The beautiful Swamp Rose, Rosa virginiana, with 2 to 3 inch diameter shocking pink flowers and large scarlet hips, grew in 5 to 8 foot masses wherever there was water.
Bill enjoyed few wild raspberries on his breakfast cereal; Rubus idaeus was found in wet ditches around the camp.
There are carriage roads all over the Island, wide gravel tracks closed to vehicle traffic, except bicycles. You can bike, hike, or stroll for miles.
Yellow Birch, Betula alleghaniensis brightened our campground and meadow clearings. The papery bark has a golden tan cast, not as white as the paper birch, or quaking aspen which are also present in Acadia.

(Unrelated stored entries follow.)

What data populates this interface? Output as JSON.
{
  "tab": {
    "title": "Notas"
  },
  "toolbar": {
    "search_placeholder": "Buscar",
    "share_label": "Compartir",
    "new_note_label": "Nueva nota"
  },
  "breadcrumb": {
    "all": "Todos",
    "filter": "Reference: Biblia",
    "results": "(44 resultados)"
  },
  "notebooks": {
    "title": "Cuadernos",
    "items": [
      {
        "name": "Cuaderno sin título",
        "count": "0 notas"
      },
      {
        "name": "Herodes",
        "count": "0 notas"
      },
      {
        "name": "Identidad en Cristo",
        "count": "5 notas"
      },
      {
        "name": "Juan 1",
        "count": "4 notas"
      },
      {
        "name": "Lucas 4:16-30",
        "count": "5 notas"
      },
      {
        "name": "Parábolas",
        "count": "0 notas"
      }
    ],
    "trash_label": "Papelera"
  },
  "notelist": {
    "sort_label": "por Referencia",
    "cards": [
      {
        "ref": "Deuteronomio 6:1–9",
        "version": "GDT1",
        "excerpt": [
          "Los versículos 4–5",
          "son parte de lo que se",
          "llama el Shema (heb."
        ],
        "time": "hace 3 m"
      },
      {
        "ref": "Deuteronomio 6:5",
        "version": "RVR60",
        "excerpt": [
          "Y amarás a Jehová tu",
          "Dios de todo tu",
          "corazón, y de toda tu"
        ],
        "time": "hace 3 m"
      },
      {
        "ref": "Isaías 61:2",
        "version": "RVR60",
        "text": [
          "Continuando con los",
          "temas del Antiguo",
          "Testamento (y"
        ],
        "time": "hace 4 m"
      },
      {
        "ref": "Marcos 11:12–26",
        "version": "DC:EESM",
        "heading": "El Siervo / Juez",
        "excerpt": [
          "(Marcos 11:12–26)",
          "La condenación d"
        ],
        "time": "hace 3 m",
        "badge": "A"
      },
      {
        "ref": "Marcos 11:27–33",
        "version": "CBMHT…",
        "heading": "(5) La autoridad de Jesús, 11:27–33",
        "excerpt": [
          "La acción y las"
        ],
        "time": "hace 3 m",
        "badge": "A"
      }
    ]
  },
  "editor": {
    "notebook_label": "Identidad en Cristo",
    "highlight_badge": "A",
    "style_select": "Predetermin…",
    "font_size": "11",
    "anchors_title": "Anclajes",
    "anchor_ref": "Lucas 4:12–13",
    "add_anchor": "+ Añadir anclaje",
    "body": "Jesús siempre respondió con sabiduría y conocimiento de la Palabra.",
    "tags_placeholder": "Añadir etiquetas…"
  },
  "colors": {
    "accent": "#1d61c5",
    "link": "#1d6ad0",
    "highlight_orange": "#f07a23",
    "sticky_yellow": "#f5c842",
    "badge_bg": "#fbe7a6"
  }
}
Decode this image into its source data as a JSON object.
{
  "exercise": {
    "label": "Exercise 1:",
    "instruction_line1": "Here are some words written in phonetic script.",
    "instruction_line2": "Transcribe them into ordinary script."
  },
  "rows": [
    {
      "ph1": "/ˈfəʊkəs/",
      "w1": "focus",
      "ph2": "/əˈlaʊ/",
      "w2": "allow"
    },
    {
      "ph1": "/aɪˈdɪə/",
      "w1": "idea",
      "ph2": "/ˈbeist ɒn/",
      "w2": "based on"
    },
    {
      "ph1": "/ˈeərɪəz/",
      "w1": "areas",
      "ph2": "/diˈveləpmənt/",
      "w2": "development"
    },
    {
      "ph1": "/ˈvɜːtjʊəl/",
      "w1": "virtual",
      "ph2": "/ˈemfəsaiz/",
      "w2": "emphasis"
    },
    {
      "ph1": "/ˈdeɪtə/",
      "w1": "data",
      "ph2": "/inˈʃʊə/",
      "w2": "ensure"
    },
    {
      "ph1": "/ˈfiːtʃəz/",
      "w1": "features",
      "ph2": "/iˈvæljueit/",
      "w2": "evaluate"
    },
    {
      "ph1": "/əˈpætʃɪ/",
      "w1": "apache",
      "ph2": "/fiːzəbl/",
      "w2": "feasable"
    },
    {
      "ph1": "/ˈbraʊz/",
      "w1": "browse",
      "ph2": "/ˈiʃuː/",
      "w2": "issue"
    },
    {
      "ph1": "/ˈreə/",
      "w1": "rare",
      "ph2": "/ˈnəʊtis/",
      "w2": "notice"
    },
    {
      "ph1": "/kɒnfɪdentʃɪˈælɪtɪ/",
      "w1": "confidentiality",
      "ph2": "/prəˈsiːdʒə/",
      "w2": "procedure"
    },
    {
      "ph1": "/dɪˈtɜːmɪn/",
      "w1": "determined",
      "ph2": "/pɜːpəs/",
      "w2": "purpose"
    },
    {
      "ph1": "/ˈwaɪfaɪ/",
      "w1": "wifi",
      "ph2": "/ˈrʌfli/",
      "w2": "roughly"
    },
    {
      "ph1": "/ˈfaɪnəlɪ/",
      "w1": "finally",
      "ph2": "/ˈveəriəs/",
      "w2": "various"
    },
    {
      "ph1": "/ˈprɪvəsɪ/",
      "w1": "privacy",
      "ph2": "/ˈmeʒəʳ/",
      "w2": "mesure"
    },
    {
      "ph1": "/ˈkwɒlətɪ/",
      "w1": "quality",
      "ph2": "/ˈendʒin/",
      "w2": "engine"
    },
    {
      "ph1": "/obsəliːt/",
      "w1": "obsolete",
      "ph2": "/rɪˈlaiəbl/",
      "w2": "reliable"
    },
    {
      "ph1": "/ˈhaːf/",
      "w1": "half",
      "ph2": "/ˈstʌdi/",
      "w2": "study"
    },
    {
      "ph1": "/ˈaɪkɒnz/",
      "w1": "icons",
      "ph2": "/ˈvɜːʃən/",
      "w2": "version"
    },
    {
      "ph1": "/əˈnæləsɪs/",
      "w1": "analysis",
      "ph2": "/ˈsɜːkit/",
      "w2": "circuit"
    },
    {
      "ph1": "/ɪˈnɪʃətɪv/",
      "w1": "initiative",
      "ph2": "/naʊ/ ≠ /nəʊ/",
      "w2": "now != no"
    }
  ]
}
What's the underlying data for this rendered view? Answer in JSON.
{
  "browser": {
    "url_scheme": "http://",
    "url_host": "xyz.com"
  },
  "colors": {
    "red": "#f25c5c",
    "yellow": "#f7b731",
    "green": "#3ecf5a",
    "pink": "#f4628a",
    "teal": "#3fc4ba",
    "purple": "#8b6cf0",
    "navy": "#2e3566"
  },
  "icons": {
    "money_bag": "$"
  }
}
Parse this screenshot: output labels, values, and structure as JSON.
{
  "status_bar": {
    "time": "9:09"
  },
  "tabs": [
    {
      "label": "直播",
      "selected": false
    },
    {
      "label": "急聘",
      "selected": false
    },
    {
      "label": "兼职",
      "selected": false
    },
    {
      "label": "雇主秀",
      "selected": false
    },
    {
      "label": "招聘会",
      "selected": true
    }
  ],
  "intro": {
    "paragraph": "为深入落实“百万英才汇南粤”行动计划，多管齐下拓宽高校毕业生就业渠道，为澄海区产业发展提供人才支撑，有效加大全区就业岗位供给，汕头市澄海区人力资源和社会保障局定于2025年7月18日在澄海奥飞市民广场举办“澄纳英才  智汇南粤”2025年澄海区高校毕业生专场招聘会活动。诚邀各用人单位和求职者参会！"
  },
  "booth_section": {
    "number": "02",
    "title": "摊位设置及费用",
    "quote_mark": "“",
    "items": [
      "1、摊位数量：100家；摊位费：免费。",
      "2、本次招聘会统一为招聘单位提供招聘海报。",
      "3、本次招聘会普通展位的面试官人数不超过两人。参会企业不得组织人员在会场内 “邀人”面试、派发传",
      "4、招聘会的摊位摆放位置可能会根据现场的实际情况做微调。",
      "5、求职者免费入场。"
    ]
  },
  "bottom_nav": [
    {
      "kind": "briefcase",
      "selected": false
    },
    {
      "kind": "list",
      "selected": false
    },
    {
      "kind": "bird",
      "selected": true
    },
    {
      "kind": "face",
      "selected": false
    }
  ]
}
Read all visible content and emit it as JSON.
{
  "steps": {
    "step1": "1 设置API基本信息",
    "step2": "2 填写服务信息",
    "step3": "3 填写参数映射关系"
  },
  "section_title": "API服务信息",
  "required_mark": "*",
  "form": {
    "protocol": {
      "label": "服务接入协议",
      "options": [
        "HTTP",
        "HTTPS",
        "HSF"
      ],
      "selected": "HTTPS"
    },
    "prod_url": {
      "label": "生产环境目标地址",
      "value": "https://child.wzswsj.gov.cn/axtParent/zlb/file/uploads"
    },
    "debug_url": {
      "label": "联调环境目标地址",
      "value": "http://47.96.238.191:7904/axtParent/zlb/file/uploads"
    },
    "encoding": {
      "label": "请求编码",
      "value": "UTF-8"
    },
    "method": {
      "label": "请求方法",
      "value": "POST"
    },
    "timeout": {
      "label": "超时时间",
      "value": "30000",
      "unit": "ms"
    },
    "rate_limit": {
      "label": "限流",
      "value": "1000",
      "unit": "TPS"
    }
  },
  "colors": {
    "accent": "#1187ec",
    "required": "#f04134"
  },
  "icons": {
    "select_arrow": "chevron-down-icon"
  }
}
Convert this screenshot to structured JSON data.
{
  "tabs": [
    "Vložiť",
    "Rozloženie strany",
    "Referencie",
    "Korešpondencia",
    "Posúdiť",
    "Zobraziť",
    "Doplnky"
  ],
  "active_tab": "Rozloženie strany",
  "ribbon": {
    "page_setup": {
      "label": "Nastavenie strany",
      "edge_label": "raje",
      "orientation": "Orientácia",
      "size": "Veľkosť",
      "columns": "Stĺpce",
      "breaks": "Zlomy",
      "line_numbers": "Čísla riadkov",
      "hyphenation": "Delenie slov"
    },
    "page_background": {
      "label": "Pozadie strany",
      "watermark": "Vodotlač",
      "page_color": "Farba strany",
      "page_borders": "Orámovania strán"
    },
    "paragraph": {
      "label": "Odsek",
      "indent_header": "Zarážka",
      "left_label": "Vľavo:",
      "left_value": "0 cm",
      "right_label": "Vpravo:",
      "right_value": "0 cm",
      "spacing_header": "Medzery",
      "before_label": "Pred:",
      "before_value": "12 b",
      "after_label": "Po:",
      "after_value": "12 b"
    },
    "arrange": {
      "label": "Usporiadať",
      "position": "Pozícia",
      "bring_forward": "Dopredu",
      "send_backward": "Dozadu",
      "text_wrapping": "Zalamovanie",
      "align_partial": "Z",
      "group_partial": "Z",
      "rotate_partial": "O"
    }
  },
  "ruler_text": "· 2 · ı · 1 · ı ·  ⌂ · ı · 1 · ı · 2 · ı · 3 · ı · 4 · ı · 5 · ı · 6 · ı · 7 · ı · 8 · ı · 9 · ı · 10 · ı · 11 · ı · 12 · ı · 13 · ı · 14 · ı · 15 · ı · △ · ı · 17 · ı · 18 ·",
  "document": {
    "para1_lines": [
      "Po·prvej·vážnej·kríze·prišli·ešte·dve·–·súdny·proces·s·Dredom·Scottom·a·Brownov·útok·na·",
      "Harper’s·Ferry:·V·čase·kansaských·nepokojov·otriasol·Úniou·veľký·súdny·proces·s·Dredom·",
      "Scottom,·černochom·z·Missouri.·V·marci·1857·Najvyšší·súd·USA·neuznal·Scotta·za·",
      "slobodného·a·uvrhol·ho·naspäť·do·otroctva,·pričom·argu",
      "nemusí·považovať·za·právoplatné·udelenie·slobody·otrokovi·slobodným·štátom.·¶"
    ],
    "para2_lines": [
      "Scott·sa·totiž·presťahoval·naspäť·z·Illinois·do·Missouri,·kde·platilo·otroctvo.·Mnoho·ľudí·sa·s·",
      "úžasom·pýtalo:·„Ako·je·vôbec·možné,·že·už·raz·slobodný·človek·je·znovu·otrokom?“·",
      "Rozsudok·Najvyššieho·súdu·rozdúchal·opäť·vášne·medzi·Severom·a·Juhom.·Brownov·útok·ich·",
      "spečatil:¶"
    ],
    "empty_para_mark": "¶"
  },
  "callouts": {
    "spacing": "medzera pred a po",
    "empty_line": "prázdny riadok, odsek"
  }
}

The roadsides and mossy forest floor everywhere were dotted with berries of the scarlet Bunchberry, Cornus canadensis, a miniature dogwood found across the north of the United States and throughout Canada.
The third day Bill drove the RV a total of 72 miles to explore the Island. We first went up Cadillac Mountain, 1,530 feet elevation and the highest mountain on the East Coast north of Brazil.
You are presented with a panorama of the deep blue sea, the surrounding islands, lakes, and forests, and to the west even higher mountains. This summit is the first place the the sun touches the United States every morning.
Returning to the start of the one-way Park Loop Road, we stopped at the native plant garden, Sieur de Monts Spring, then leisurely drove along the scenic rocky Atlantic coast around the island. The Park occupies about 40% of the Island.
Sieur de Monts plantings were arranged in habitat areas, with nearly every type of plant, tree and fern labeled. In early summer mode, the garden was all in shades of green. Blueberries and Cranberries were forming; fall colors of aster and goldenrod just beginning. One bright spot was the Cardinal Flower, Lobelia cardinalis growing beside the little stream.
Another great feature about Acadia N.P. is the Island Explorer shuttle buses, partly supported by L.L. Bean Sporting Goods Co. and partly by the National Park Service. Free rides! On the hour! Hub at Bar Harbor Village Green. Reaching all the little towns, harbors, trail heads and many of the scenic points!
On our last day, Sunday, we hopped on the shuttle at the campground entrance and went into Bar Harbor for church, to view the harbor, and to mingle with the tourists. We were reminded that 40 years ago, while we were teaching in Africa, we traveled by bus around the U.S. and visited Acadia National park. The Pastor of the Catholic Church in Bar Harbor loaned us his car to drive around the island, and then that evening drove us the 66 miles to Bangor to catch the Greyhound bus going to Quebec
Bar Harbor had long been a watering place for the wealthy, some of whom had the foresight to form a group of Trustees to help preserve some of the beautiful spots on the Island. They acquired about 5,000 acres which they presented to the Federal Government. President Woodrow Wilson signed Sieur de Monts National Monument into existence in 1916. After more land donations, in 1919 an act of Congress redesignated it as Acadia National Park, the first national park to be established east of the Mississippi River.